Métamorphose d’un bougnat
Si Le Jip’s est une institution du quartier des Halles, c’est lié à sa cuisine, son ambiance, mais aussi à sa longévité. Pour Jannot Bonini, l’histoire commence en tant que simple client : « J’ai connu l’ancien propriétaire du Jip’s, Jean-Pierre Chanson, en fréquentant le bar. Nous avons sympathisé. À l’époque, c’était un bougnat (restaurant auvergnat) et, par amitié, je l’ai aidé à transformer le Jip’s en bar-restaurant afro-cubain. C’était en 1993. »
Jetez mon chapeau en l’air et il retombera dans les mains d’un écrivain
Puis un concours de circonstances fait rouler les dés du destin : « En 1997, Jean-Pierre Chanson part s’installer à Bali et me propose de reprendre le bar. Je travaillais chez Emap, un groupe de presse, je n’avais jamais œuvré dans la restauration. » Qu’à cela ne tienne, il accepte. Il nous avoue que la restauration n’était alors pas sa passion, puis il glisse avec un sourire qui souligne son propos : « Ça l’est devenu. »
Tropisme littéraire
L’autre passion de Jannot Bonini, c’est la littérature : « Je suis entré dans les livres par les écrivains. J’ai d’abord rencontré les personnes avant de découvrir leurs œuvres. » L’homme, reconnaissable à ses chapeaux, est amateur de bons mots.

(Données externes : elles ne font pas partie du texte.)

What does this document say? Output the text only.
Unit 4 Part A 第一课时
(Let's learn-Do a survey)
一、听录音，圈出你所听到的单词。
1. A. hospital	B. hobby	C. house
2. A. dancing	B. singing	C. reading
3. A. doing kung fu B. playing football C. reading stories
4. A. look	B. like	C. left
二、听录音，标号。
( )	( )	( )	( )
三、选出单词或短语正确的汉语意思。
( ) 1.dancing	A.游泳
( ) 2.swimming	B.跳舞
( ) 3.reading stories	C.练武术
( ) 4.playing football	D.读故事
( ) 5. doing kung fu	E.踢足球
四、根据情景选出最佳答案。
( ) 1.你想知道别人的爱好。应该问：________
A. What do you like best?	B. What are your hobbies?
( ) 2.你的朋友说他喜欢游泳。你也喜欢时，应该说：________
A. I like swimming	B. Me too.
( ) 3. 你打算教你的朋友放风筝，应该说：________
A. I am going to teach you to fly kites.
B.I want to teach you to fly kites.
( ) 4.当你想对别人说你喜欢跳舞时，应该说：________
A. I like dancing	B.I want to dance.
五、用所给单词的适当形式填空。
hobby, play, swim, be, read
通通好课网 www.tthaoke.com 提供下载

Je veux offrir un espace d’expression à des écrivains ou à des artistes, un lieu d’échange et de partage
Il a une expression pour évoquer le tropisme littéraire de son bar-restaurant : « Jetez mon chapeau en l’air et il retombera dans les mains d’un écrivain. » En effet, outre Alain Mabanckou, d’autres auteurs, célèbres ou débutants, fréquentent assidûment le lieu : « La rive gauche a son Quartier latin, je souhaite que la rive droite ait son Quartier africain. »
Rencontres d’auteurs
Pour prolonger son amour des lettres, le propriétaire organise régulièrement des rencontres littéraires : « Je veux offrir un espace d’expression à des écrivains ou à des artistes qui sont souvent des clients du Jip’s. Je veux en faire, plus qu’un bar-restaurant, un lieu d’échange et de partage. » À l’affiche de ces rencontres, des auteurs déjà publiés, comme Touhfat Mouhtare, Elgas, Maïmouna Coulibaly ou Mohand Mounsi, et aussi de jeunes talents, comme par exemple les auteurs des éditions La Kainfristanaise.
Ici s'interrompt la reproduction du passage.